We’re already five days into the new year. Just two days ago, I was in Baltimore, happily spending the end of my winter break with my mother and grandmother. Now, it’s back to the frigidity and conservatism of Grand Rapids… not that there’s anything wrong with that. (:-/)
Classes began at Grand Valley today, though I don’t start teaching until tomorrow. At 8 am. Which means waking up at 4:30 almost every Tuesday and Thursday for the next fifteen weeks.
I know normal people with normal careers are totally sitting there, like, “Get over yourself. Waking up before dawn comes with the territory of adulthood,” but even at 29, I have yet to accept this.
Anyway, between teaching four classes this winter and (hopefully, finally!) getting a driver’s license, I really do intend to write and update this site. Thanks to all of you who’ve read what’s here and who’ve left thoughtful and encouraging comments. I do so love a good comment.
Here are a few book recommendations to start your new year off right:
1. The Brief and Wondrous Life of Oscar Wao. I know it’s late to be recommending a book that’s been out long enough to win a Pulitzer and be printed in paperback, but still. I’d be doing Junot Diaz and you a great disservice if I let buzz die on this amazing novel. Read it, if you haven’t already. I’d love to discuss it with you. I read it back in October and I still contemplate it, regularly.
2. Keep the Faith, Faith Evans. As memoirs go, this one is very well done. There haven’t been many (if any) well-written memoirs by ’90s r&b chanteuses. Co-writer Aliya S. King lent a polished, professional, and highly readable bent to Faith’s entertaining romantic and professional life.
3. The Other Hand/Little Bee. Chris Cleave is one of my favorite authors. So I have to recommend his sophomore novel. It isn’t out here in the states until February and it’ll be called Little Bee when it’s released. I read its UK printing, The Other Hand. To clarify: same book, different title.

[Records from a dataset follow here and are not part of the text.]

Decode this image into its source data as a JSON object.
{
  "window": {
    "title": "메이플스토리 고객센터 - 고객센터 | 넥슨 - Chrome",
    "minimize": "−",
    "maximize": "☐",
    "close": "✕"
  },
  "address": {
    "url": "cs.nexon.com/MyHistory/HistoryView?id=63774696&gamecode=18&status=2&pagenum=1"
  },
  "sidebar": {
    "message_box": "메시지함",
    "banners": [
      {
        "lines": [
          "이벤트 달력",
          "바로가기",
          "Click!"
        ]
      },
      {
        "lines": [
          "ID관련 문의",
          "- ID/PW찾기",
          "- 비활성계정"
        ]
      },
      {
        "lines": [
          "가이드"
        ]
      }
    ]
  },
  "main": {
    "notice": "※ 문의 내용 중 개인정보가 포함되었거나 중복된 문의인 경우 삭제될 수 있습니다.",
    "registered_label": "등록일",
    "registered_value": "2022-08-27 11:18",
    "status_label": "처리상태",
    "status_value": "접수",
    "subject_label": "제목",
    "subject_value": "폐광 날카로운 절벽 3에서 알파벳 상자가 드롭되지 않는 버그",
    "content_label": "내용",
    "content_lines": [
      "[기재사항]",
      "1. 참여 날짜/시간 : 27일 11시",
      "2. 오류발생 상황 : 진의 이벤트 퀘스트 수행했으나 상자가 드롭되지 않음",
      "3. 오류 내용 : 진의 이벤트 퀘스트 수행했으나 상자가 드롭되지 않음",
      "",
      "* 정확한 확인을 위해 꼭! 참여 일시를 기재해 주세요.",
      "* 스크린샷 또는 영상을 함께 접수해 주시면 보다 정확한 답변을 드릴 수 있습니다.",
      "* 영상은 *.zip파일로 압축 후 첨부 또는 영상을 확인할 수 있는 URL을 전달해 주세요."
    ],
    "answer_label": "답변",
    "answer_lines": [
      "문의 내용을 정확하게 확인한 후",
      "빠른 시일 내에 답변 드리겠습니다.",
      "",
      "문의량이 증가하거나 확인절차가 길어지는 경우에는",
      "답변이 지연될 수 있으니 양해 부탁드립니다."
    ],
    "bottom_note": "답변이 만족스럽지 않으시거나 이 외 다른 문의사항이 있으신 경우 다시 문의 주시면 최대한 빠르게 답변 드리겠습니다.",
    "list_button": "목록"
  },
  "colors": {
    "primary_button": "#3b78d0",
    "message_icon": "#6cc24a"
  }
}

Though I liked it slightly less than his first novel, Incendiary (which I’d recommend reading while you wait for Little Bee‘s release), it’s beautiful and odd in just the right measures; the characters will haunt you, particularly Little Bee, who spends the first half of the book finding the easiest way to kill herself whenever she enters a new room of a house or turns down a different Kingston-upon-Thames street.
4. The Book of Dahlia. I’m still reading this one, but I love it so far. It’s bitingly satirical and Dahlia reminds me of me, my friend Melissa, and most members of Generation X I’ve had the pleasure of meeting.
5. Last but not least, I’d LOVE it if you’d preorder the anthology that will contain my very first national fiction publication. It’s called It’s All Love: Black Writers on Soul Mates, Family, and Friends and it’s slated for February 3 release. The legendary Marita Golden edited it. My friend Felicia’s in it, as well as the poet Kwame Alexander (for whom I interned in undergrad, when BlackWords Press was still up and running) and a host of established artists (Pearl Cleage, Nikki Giovanni, Gwendolyn Brooks, E. Ethelbert Miller) and up-and-comers. I’m totally stoked and I want you all to support the project.
Do see The Curious Case of Benjamin Button, but not before reading the short story which is vastly superior.
Don’t see The Day the Earth Stood Still, because it sucks.
Do see Doubt, I guess, but I don’t recommend it with much enthusiasm.
Other than that, welcome to the new year, folks. Have a grand time!